If you read labels on medications or supplements, you will see a listing for “active” as well as “inactive” ingredients. A team at of investigators found that almost 93% of medications they analyzed contained at least one inactive ingredient. These ingredients can cause adverse reactions in sensitive individuals.
- Approximately 45 percent of medications contained lactose (which many people are sensitive to);
- Approximately 33 percent of medications contained a food dye;
- While only 0.08 percent of medications contained peanut oil, for certain drugs — such as progesterone — there are few alternatives that do not contain this inactive ingredient.
The authors note that inactive ingredients can cause an adverse reaction through an allergy (a histamine-related response that can trigger hives, difficulty breathing and/or anaphylaxis) or an intolerance, in which difficulty absorbing a substance can cause gastrointestinal symptoms.
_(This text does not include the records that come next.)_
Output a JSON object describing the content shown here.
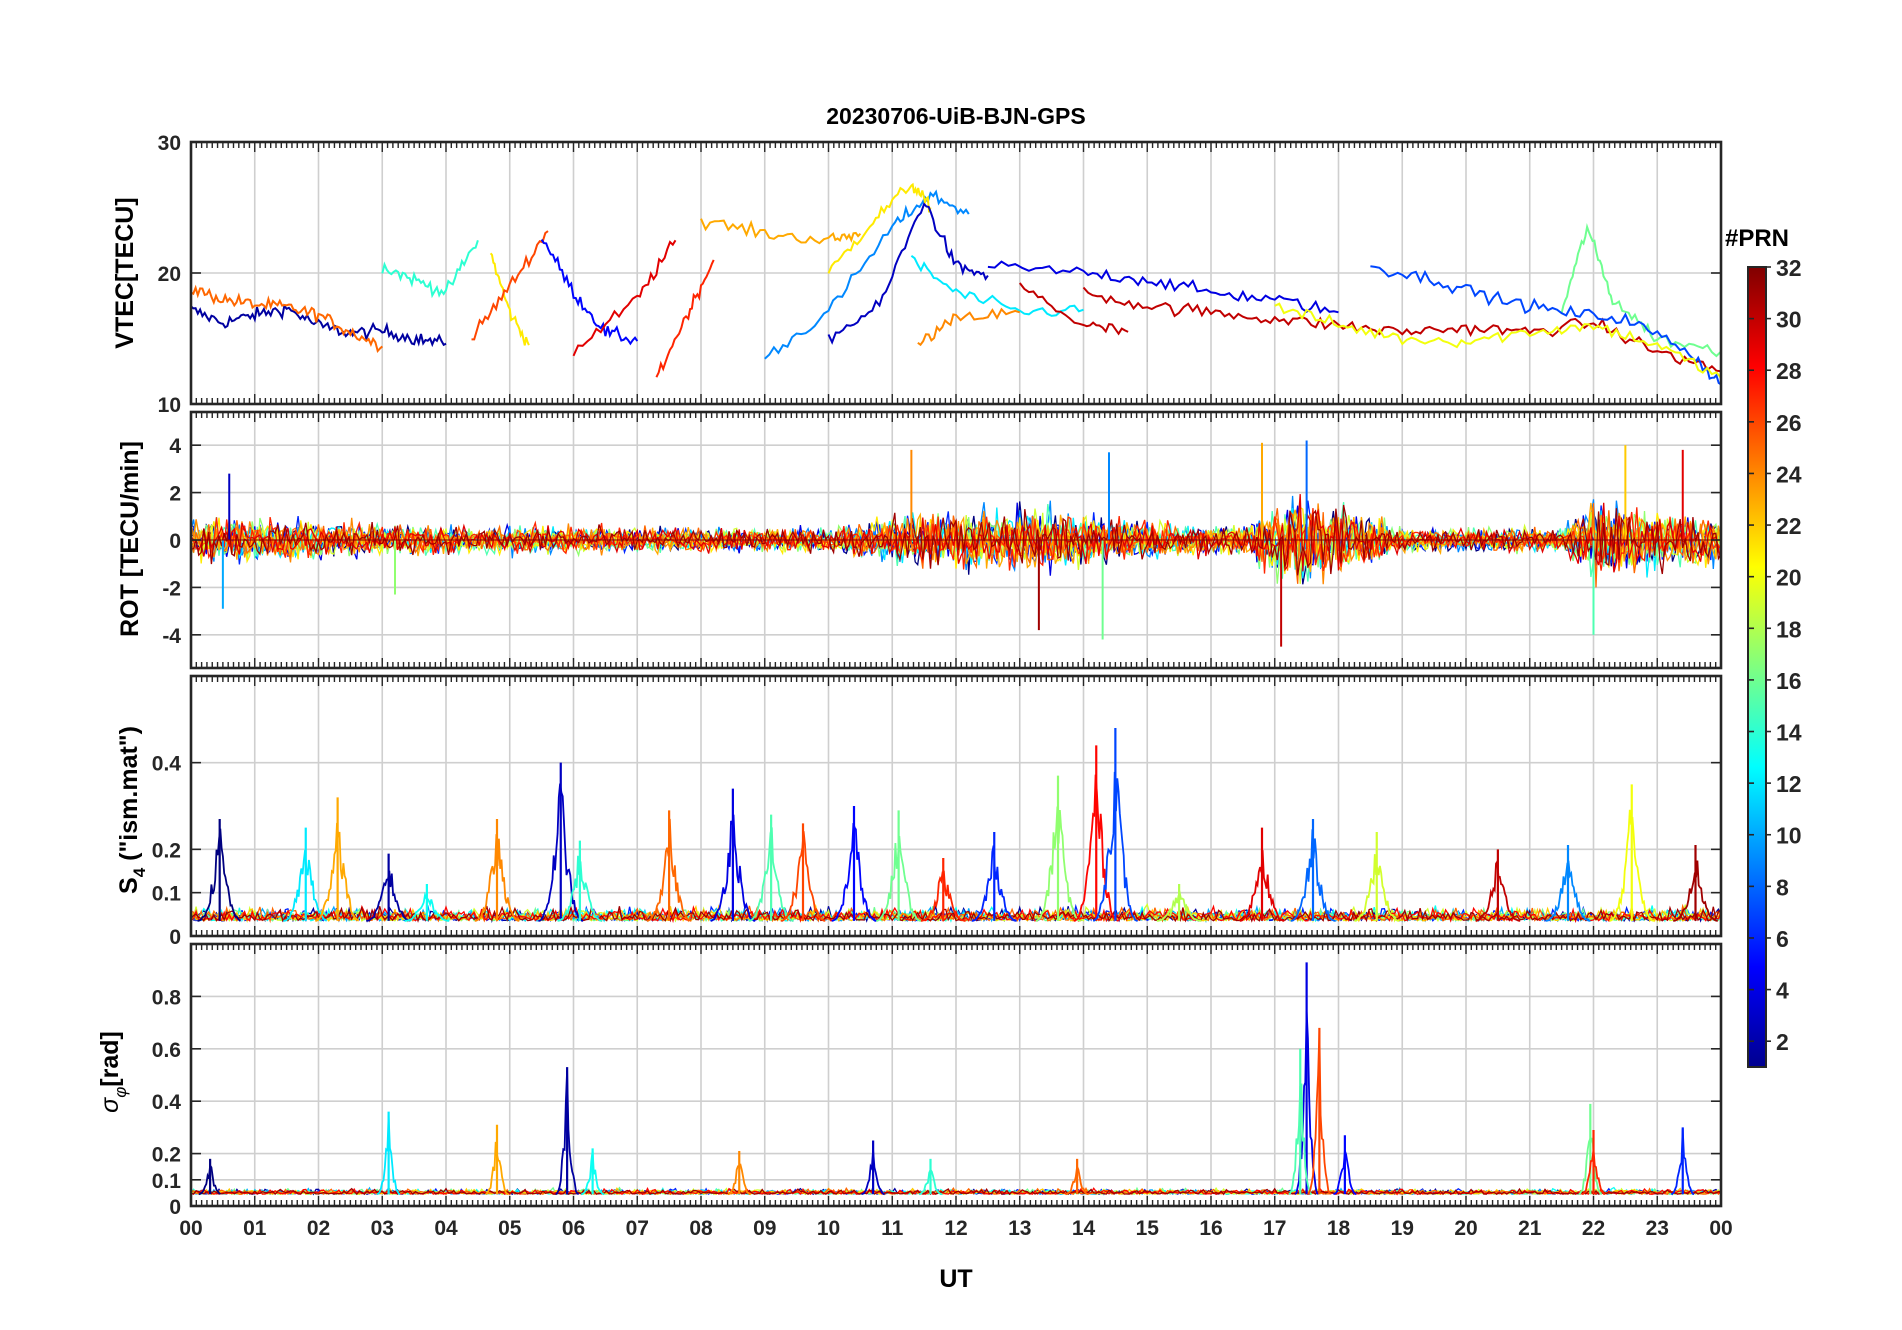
{
  "figure": {
    "title": "20230706-UiB-BJN-GPS",
    "xlabel": "UT",
    "colorbar_label": "#PRN"
  },
  "colors": {
    "axis": "#262626",
    "grid": "#cfcfcf",
    "background": "#ffffff"
  },
  "chart_data": [
    {
      "type": "line",
      "panel": "VTEC",
      "title": "20230706-UiB-BJN-GPS",
      "ylabel": "VTEC[TECU]",
      "xlabel": "",
      "xlim": [
        0,
        24
      ],
      "ylim": [
        10,
        30
      ],
      "yticks": [
        10,
        20,
        30
      ],
      "grid": true,
      "series": [
        {
          "prn": 2,
          "x": [
            0.0,
            0.5,
            1.0,
            1.5,
            2.0,
            2.5,
            3.0,
            3.5,
            4.0
          ],
          "y": [
            17.2,
            16.2,
            16.8,
            17.3,
            16.0,
            15.4,
            15.6,
            15.0,
            14.6
          ]
        },
        {
          "prn": 25,
          "x": [
            0.0,
            0.5,
            1.0,
            1.5,
            2.0,
            2.5,
            3.0
          ],
          "y": [
            18.8,
            18.0,
            17.6,
            17.4,
            16.8,
            15.5,
            14.4
          ]
        },
        {
          "prn": 14,
          "x": [
            3.0,
            3.5,
            4.0,
            4.5
          ],
          "y": [
            20.5,
            19.5,
            18.5,
            22.5
          ]
        },
        {
          "prn": 21,
          "x": [
            4.7,
            5.0,
            5.3
          ],
          "y": [
            21.5,
            17.0,
            14.5
          ]
        },
        {
          "prn": 26,
          "x": [
            4.4,
            5.0,
            5.6
          ],
          "y": [
            15.0,
            19.0,
            23.2
          ]
        },
        {
          "prn": 5,
          "x": [
            5.5,
            6.0,
            6.5,
            7.0
          ],
          "y": [
            22.8,
            18.5,
            15.5,
            14.8
          ]
        },
        {
          "prn": 29,
          "x": [
            6.0,
            7.0,
            7.6
          ],
          "y": [
            14.0,
            18.0,
            22.5
          ]
        },
        {
          "prn": 27,
          "x": [
            7.3,
            7.8,
            8.2
          ],
          "y": [
            12.0,
            17.0,
            21.0
          ]
        },
        {
          "prn": 23,
          "x": [
            8.0,
            9.0,
            10.0,
            10.5
          ],
          "y": [
            24.0,
            23.0,
            22.5,
            23.0
          ]
        },
        {
          "prn": 9,
          "x": [
            9.0,
            10.0,
            11.0,
            11.6,
            12.2
          ],
          "y": [
            13.5,
            17.0,
            23.5,
            26.0,
            24.5
          ]
        },
        {
          "prn": 21,
          "x": [
            10.0,
            10.7,
            11.3,
            11.6
          ],
          "y": [
            20.0,
            24.0,
            26.8,
            25.0
          ]
        },
        {
          "prn": 3,
          "x": [
            10.0,
            10.8,
            11.5,
            12.0,
            12.5
          ],
          "y": [
            15.0,
            17.5,
            25.5,
            20.5,
            19.8
          ]
        },
        {
          "prn": 12,
          "x": [
            11.3,
            12.0,
            13.0,
            14.0
          ],
          "y": [
            21.0,
            18.5,
            17.0,
            17.2
          ]
        },
        {
          "prn": 24,
          "x": [
            11.4,
            12.0,
            13.0
          ],
          "y": [
            14.5,
            16.5,
            17.0
          ]
        },
        {
          "prn": 30,
          "x": [
            13.0,
            14.0,
            14.7
          ],
          "y": [
            19.0,
            16.0,
            15.5
          ]
        },
        {
          "prn": 4,
          "x": [
            12.5,
            14.0,
            15.0,
            16.0,
            17.0,
            18.0
          ],
          "y": [
            20.5,
            20.0,
            19.5,
            18.5,
            18.0,
            17.0
          ]
        },
        {
          "prn": 30,
          "x": [
            14.0,
            15.0,
            16.0,
            17.0,
            18.0,
            19.0,
            20.0,
            21.0,
            22.0,
            23.0,
            24.0
          ],
          "y": [
            18.5,
            17.5,
            17.0,
            16.5,
            16.0,
            15.5,
            15.8,
            15.5,
            16.2,
            14.0,
            12.5
          ]
        },
        {
          "prn": 16,
          "x": [
            21.5,
            21.9,
            22.3,
            23.0,
            24.0
          ],
          "y": [
            17.0,
            23.5,
            18.0,
            15.0,
            14.0
          ]
        },
        {
          "prn": 7,
          "x": [
            18.5,
            19.5,
            20.5,
            21.5,
            22.5,
            23.5,
            24.0
          ],
          "y": [
            20.5,
            19.5,
            18.0,
            17.0,
            16.5,
            14.0,
            11.5
          ]
        },
        {
          "prn": 20,
          "x": [
            17.0,
            18.0,
            19.0,
            20.0,
            21.0,
            22.0,
            23.0,
            24.0
          ],
          "y": [
            17.5,
            16.0,
            15.0,
            14.8,
            15.5,
            16.0,
            14.5,
            12.0
          ]
        }
      ]
    },
    {
      "type": "line",
      "panel": "ROT",
      "ylabel": "ROT [TECU/min]",
      "xlim": [
        0,
        24
      ],
      "ylim": [
        -5.4,
        5.4
      ],
      "yticks": [
        -4,
        -2,
        0,
        2,
        4
      ],
      "grid": true,
      "noise_envelope": [
        {
          "x": 0,
          "y": 2.0
        },
        {
          "x": 4,
          "y": 1.2
        },
        {
          "x": 8,
          "y": 1.0
        },
        {
          "x": 10,
          "y": 1.0
        },
        {
          "x": 11.5,
          "y": 2.5
        },
        {
          "x": 13.5,
          "y": 2.5
        },
        {
          "x": 14.8,
          "y": 1.5
        },
        {
          "x": 16.5,
          "y": 1.2
        },
        {
          "x": 17.3,
          "y": 4.0
        },
        {
          "x": 18.0,
          "y": 3.0
        },
        {
          "x": 19,
          "y": 1.0
        },
        {
          "x": 21.5,
          "y": 1.0
        },
        {
          "x": 22.0,
          "y": 3.0
        },
        {
          "x": 24,
          "y": 2.0
        }
      ],
      "extremes": [
        {
          "x": 0.6,
          "y": 2.8
        },
        {
          "x": 0.5,
          "y": -2.9
        },
        {
          "x": 3.2,
          "y": -2.3
        },
        {
          "x": 11.3,
          "y": 3.8
        },
        {
          "x": 13.3,
          "y": -3.8
        },
        {
          "x": 14.4,
          "y": 3.7
        },
        {
          "x": 14.3,
          "y": -4.2
        },
        {
          "x": 16.8,
          "y": 4.1
        },
        {
          "x": 17.1,
          "y": -4.5
        },
        {
          "x": 17.5,
          "y": 4.2
        },
        {
          "x": 22.0,
          "y": -4.0
        },
        {
          "x": 22.5,
          "y": 4.0
        },
        {
          "x": 23.4,
          "y": 3.8
        }
      ]
    },
    {
      "type": "line",
      "panel": "S4",
      "ylabel": "S4 (\"ism.mat\")",
      "ylabel_main": "S",
      "ylabel_sub": "4",
      "ylabel_rest": " (\"ism.mat\")",
      "xlim": [
        0,
        24
      ],
      "ylim": [
        0,
        0.6
      ],
      "yticks": [
        0,
        0.1,
        0.2,
        0.4
      ],
      "ytick_labels": [
        "0",
        "0.1",
        "0.2",
        "0.4"
      ],
      "grid": true,
      "peaks": [
        {
          "x": 0.45,
          "y": 0.27
        },
        {
          "x": 1.8,
          "y": 0.25
        },
        {
          "x": 2.3,
          "y": 0.32
        },
        {
          "x": 3.1,
          "y": 0.19
        },
        {
          "x": 3.7,
          "y": 0.12
        },
        {
          "x": 4.8,
          "y": 0.27
        },
        {
          "x": 5.8,
          "y": 0.4
        },
        {
          "x": 6.1,
          "y": 0.22
        },
        {
          "x": 7.5,
          "y": 0.29
        },
        {
          "x": 8.5,
          "y": 0.34
        },
        {
          "x": 9.1,
          "y": 0.28
        },
        {
          "x": 9.6,
          "y": 0.26
        },
        {
          "x": 10.4,
          "y": 0.3
        },
        {
          "x": 11.1,
          "y": 0.29
        },
        {
          "x": 11.8,
          "y": 0.18
        },
        {
          "x": 12.6,
          "y": 0.24
        },
        {
          "x": 13.6,
          "y": 0.37
        },
        {
          "x": 14.2,
          "y": 0.44
        },
        {
          "x": 14.5,
          "y": 0.48
        },
        {
          "x": 15.5,
          "y": 0.12
        },
        {
          "x": 16.8,
          "y": 0.25
        },
        {
          "x": 17.6,
          "y": 0.27
        },
        {
          "x": 18.6,
          "y": 0.24
        },
        {
          "x": 20.5,
          "y": 0.2
        },
        {
          "x": 21.6,
          "y": 0.21
        },
        {
          "x": 22.6,
          "y": 0.35
        },
        {
          "x": 23.6,
          "y": 0.21
        }
      ]
    },
    {
      "type": "line",
      "panel": "SigmaPhi",
      "ylabel": "σφ[rad]",
      "ylabel_main": "σ",
      "ylabel_sub": "φ",
      "ylabel_rest": "[rad]",
      "xlim": [
        0,
        24
      ],
      "ylim": [
        0,
        1
      ],
      "yticks": [
        0,
        0.1,
        0.2,
        0.4,
        0.6,
        0.8
      ],
      "ytick_labels": [
        "0",
        "0.1",
        "0.2",
        "0.4",
        "0.6",
        "0.8"
      ],
      "xticks": [
        0,
        1,
        2,
        3,
        4,
        5,
        6,
        7,
        8,
        9,
        10,
        11,
        12,
        13,
        14,
        15,
        16,
        17,
        18,
        19,
        20,
        21,
        22,
        23,
        24
      ],
      "xtick_labels": [
        "00",
        "01",
        "02",
        "03",
        "04",
        "05",
        "06",
        "07",
        "08",
        "09",
        "10",
        "11",
        "12",
        "13",
        "14",
        "15",
        "16",
        "17",
        "18",
        "19",
        "20",
        "21",
        "22",
        "23",
        "00"
      ],
      "grid": true,
      "peaks": [
        {
          "x": 0.3,
          "y": 0.18
        },
        {
          "x": 3.1,
          "y": 0.36
        },
        {
          "x": 4.8,
          "y": 0.31
        },
        {
          "x": 5.9,
          "y": 0.53
        },
        {
          "x": 6.3,
          "y": 0.22
        },
        {
          "x": 8.6,
          "y": 0.21
        },
        {
          "x": 10.7,
          "y": 0.25
        },
        {
          "x": 11.6,
          "y": 0.18
        },
        {
          "x": 13.9,
          "y": 0.18
        },
        {
          "x": 17.5,
          "y": 0.93
        },
        {
          "x": 17.4,
          "y": 0.6
        },
        {
          "x": 17.7,
          "y": 0.68
        },
        {
          "x": 18.1,
          "y": 0.27
        },
        {
          "x": 21.95,
          "y": 0.39
        },
        {
          "x": 22.0,
          "y": 0.29
        },
        {
          "x": 23.4,
          "y": 0.3
        }
      ]
    }
  ],
  "colorbar": {
    "label": "#PRN",
    "min": 1,
    "max": 32,
    "ticks": [
      2,
      4,
      6,
      8,
      10,
      12,
      14,
      16,
      18,
      20,
      22,
      24,
      26,
      28,
      30,
      32
    ],
    "tick_labels": [
      "2",
      "4",
      "6",
      "8",
      "10",
      "12",
      "14",
      "16",
      "18",
      "20",
      "22",
      "24",
      "26",
      "28",
      "30",
      "32"
    ],
    "colormap": "jet"
  }
}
It is unclear what amount of an ingredient is necessary to trigger a reaction in sensitive individuals — the content of lactose in a medication, for instance, may be too low to cause a reaction in many patients, except for those with severe lactose intolerance or those taking many medications containing lactose.
“There are hundreds of different versions of pills or capsules that deliver the same medication using a different combination of inactive ingredients. This highlights how convoluted the possible choices of inactive ingredients are, but also suggests that there is a largely untapped opportunity today to specifically select the most appropriate version of a medication for a patient with unusual sensitivities.”
“This pushes us to think about precision care and about the role for regulation and legislation when it comes to labeling medications that contain an ingredient that may cause an adverse reaction.”